Midgley, C., Maehr, M. L., Hruda, L. Z., Anderman, E., Anderman, L., Freeman, K. E., Gheen, M., Kaplan, A., Kumar, R., Middleton, M. J., Nelson, J., Roeser, R., & Urdan, T., (2000).  Manual for the Patterns of Adaptive Learning Scales (PALS), Ann Arbor, MI: University of Michigan.

 

Patrick, H., Turner, J. C., Meyer, D. K., & Midgley, C. (2003). How teachers establish psychological environments during the first days of school: Associations with avoidance in mathematics. Teachers College Record, 105, 1521-1558.

 

Paul, T. D. (2003).

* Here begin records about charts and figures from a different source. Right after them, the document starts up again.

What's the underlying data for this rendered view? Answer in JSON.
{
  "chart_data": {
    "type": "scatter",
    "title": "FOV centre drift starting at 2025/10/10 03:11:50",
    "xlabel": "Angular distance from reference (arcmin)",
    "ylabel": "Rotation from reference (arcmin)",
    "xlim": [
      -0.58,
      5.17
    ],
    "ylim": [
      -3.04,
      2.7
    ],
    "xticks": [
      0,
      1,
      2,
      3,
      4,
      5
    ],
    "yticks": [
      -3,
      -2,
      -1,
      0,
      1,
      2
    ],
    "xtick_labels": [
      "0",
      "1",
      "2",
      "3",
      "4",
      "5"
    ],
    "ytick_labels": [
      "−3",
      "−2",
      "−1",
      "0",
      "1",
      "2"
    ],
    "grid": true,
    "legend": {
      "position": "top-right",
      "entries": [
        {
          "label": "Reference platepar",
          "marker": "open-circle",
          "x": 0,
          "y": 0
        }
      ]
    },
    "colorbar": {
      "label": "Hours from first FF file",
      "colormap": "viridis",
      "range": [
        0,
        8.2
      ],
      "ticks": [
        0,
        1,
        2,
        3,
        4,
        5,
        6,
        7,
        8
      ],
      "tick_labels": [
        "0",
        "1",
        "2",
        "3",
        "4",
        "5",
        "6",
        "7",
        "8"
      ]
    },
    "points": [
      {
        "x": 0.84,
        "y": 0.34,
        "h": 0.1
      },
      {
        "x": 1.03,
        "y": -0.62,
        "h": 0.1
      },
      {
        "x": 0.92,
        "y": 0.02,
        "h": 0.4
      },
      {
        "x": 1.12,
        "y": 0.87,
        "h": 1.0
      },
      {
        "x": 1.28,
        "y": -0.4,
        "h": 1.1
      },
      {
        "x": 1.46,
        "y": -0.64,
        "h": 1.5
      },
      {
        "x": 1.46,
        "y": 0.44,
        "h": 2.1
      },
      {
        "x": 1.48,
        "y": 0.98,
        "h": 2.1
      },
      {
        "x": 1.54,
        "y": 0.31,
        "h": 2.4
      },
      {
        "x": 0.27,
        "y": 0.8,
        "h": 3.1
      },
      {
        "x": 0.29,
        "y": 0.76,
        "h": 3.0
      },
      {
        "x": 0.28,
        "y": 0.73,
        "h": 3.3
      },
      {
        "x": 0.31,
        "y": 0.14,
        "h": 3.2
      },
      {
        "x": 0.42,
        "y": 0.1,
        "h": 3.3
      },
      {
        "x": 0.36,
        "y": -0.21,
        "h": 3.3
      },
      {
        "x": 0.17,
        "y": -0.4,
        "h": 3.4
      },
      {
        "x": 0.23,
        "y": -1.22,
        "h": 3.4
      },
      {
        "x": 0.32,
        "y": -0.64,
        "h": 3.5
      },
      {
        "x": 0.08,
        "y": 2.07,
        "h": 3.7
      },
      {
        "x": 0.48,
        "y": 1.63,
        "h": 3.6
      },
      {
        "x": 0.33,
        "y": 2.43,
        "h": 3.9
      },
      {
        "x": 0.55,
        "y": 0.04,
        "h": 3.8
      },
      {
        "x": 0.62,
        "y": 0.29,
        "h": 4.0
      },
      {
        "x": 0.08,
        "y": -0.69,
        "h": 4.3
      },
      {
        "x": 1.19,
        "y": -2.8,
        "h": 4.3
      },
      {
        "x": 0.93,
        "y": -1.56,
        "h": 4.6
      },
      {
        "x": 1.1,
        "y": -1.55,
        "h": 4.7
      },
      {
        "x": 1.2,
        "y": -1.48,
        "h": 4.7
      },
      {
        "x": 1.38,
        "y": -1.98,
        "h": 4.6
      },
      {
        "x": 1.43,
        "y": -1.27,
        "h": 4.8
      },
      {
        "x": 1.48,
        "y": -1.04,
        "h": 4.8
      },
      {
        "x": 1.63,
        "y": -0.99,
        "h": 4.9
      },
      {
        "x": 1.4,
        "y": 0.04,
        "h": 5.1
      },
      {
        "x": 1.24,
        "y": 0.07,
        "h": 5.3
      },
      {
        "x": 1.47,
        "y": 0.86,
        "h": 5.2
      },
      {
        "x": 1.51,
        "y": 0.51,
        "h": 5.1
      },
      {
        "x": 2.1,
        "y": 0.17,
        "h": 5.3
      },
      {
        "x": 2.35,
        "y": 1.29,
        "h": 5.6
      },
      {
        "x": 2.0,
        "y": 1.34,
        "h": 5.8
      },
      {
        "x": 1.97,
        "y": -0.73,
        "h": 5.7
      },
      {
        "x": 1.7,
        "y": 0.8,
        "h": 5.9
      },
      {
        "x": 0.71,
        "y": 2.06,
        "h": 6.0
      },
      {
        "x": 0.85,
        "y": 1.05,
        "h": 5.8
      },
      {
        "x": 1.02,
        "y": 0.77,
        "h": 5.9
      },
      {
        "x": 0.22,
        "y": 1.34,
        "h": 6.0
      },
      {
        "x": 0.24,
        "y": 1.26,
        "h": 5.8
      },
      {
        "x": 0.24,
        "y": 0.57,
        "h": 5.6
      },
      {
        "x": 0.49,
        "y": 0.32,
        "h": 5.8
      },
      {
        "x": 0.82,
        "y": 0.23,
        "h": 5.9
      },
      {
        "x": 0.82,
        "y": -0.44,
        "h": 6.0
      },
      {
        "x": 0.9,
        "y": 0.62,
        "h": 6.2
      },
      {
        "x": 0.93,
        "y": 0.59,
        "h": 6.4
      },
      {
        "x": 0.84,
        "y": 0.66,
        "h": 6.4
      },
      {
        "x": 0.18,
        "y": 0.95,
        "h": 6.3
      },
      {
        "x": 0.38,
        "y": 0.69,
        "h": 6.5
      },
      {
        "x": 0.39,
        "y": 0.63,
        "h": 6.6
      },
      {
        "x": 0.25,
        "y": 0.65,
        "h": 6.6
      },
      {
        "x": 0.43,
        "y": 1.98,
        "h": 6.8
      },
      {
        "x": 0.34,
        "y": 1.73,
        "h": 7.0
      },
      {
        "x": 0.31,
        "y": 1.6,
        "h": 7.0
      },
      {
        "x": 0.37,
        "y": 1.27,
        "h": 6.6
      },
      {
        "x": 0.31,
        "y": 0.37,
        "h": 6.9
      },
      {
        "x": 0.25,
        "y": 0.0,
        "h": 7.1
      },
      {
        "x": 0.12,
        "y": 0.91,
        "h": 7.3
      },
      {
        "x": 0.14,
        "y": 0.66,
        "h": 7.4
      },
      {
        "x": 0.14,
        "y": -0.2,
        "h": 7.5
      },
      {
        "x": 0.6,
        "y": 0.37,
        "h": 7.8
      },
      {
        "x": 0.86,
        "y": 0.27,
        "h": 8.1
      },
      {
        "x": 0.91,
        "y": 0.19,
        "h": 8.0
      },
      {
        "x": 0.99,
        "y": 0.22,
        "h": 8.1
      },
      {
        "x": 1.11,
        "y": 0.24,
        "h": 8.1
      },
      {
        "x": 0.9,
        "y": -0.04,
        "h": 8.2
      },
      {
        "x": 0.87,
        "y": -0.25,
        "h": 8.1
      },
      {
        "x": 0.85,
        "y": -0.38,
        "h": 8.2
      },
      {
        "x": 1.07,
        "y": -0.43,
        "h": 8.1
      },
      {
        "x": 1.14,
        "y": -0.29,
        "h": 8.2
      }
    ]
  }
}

Guided independent reading: An examination of the reading practice database and the scientific research supporting guided independent reading as implemented in reading renaissance. Retrieved April 21, 2005, from Reading Renaissance Web site: http://www.renlearn.com/GIRP2008.pdf.

 

Pavonetti L.M., Brimmer K. M., & Cipielewski J. F. (2000). Accelerated reader: What are the lasting effects on the reading habits of middle school students exposed to Accelerated Reader in elementary grades?  Journal of Adolescent and Adult Literacy, 46, 300-311.

 

Pintrich, P. R. (2000). Multiple goals, multiple pathways: The role of goal orientation in learning and achievement. Journal of Educational Psychology, 92, 544-555.

 

Pintrich, P.R. & Schunk, D.H. (2002). Motivation in Education: Theory, Research, and Applications. Upper Saddle River, NJ: Merrill Prentice Hall.